Ritengo comunque che nel mio caso specifico questo fattore sia influenzato in maniera abbastanza consisitente dal tipo di appoggio che risulta essere esclusivamente di avampiede nella zona dove si manifesta quasi esclusivamente l’usura delle mie suole.
Conclusioni
Una scarpa adatta in particolar modo ad atleti leggeri e non particolarmente veloci ma che può dire la sua su un ampia gamma di percorsi e distanze che vanno dalle corse in montagna di pochi km
fino agli ultratrail.
Personalmente testata in allenamento sulle prealpi bresciane fino ai 65Km e in gara alla BVG Trail da 74Km e alle Porte di Pietra da 102Km.

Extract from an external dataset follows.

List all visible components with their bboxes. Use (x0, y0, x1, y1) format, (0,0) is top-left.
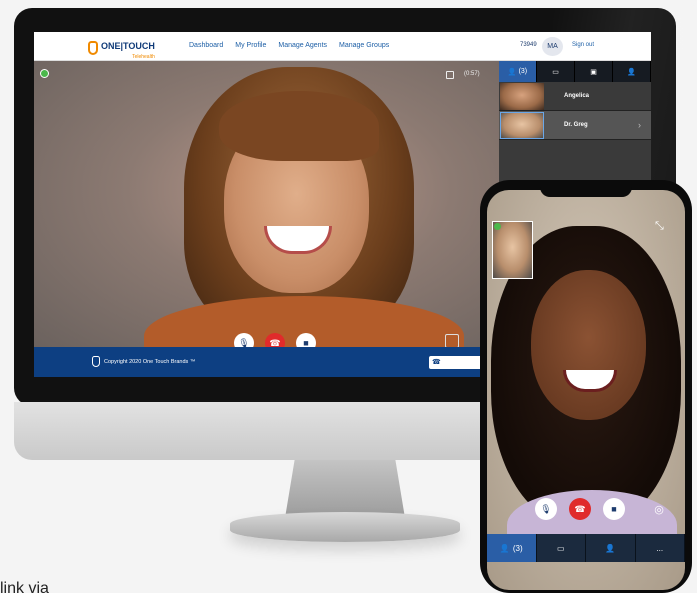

Giudizio ottimo fino agli 80Km senza particolari problemi,dopo tale distanza ho sofferto molto sulla pianta del piede e sulle ginocchia ma per onore di cronaca devo riportare il fatto che le Porte di Pietra sono state la mia prima uscita su tale distanza e ho avuto la sensazione che non fosse un problema di scarpa quanto di adattamento del fisico a questa distanza e a tempi di percorrenza così lunghi (21h 15min).
Caratteristiche del tester e percorsi
Tipo di Runner: leggero 63Kg 168Cm
Tipo di passo: corsa esclusivamente sull’ avampiede e camminata in salita con estensione completa del tendine d’ Achille e appoggio sul tallone
Percorsi: Alpino (Adamello Valle Adamè,Val Salarno,Val di Fumo,100 porte,BVG,TA Nave Pisogne) Prealpino (Prealpi Bresciane e parco dell’ Alto Garda,Lago d’ Iseo,Monte Golem)

1 Commento su Test materiali: La Sportiva Mutant

  1. Ho i piedi dalle dimensioni perfette. Queste scarpe sono ottime, ma dire che sono larghe nella zona avanpiede forse può dirlo Carla Fracci.